Эммануил Яковлевич Кенигсберг родился 15 апреля 1903 года в деревне Гульск Волынской губернии (теперь это Житомирская область Украины). Звучной немецкой фамилией обязан своему отцу, деревенскому мельнику Янкелю. Перед всероссийской переписью среди волынских евреев прошёл слух, что сыновья немецких евреев будут освобождаться от призыва в царскую армию, поэтому отец и взял себе немецкую фамилию. Это сослужило ему плохую службу, когда евреев стали выселять из деревень и сгонять в местечки, и без того переполненные. Дед собрал в деревне самых старых «дідов» и пошёл с ними к уряднику. Там «діды» подтвердили, что мельница до Янкеля принадлежала его отцу Мордке и отцу Мордки. То есть не менее ста лет была собственностью семьи. После выселения в селе Гульск осталось всего пять еврейских семей.
Все четверо детей мельника получили образование. Старший, Александр (Сендер), был аптекарем в Киеве. В начале Отечественной войны пошёл добровольцем, несмотря на непризывной возраст. Служил аптекарем в санпоезде. Погиб при бомбёжке в 1942 году.
Дочь мельника, Клара (Хая), училась в Житомире в гимназии, потом в Киеве. Пела в концертах, играла в театре.

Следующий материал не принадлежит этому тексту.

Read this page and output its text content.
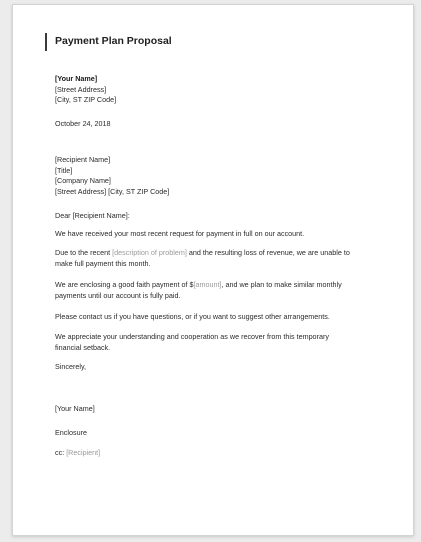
Payment Plan Proposal
[Your Name]
[Street Address]
[City, ST ZIP Code]
October 24, 2018
[Recipient Name]
[Title]
[Company Name]
[Street Address] [City, ST ZIP Code]
Dear [Recipient Name]:
We have received your most recent request for payment in full on our account.
Due to the recent [description of problem] and the resulting loss of revenue, we are unable to make full payment this month.
We are enclosing a good faith payment of $[amount], and we plan to make similar monthly payments until our account is fully paid.
Please contact us if you have questions, or if you want to suggest other arrangements.
We appreciate your understanding and cooperation as we recover from this temporary financial setback.
Sincerely,
[Your Name]
Enclosure
cc: [Recipient]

Сын Константин учился в житомирской гимназии. В его паспорте было написано: «Кенигсберг Константин Яковлевич, он же Кенгсбар Акива Янкелевич». Чтобы учиться в Петербурге в университете и иметь право жительства в столице, был записан лакеем у адвоката, известного своей благотворительностью. Мадам, жена адвоката, вызывала студента прислуживать во время приёма гостей. Костя наотрез отказывался надевать лакейский костюм и разносил блюда в студенческой куртке. Институт окончил уже при советской власти. Был хирургом. Во время войны ‒ на Ленинградском фронте, после войны ‒ в клинике Джанелидзе в Ленинграде.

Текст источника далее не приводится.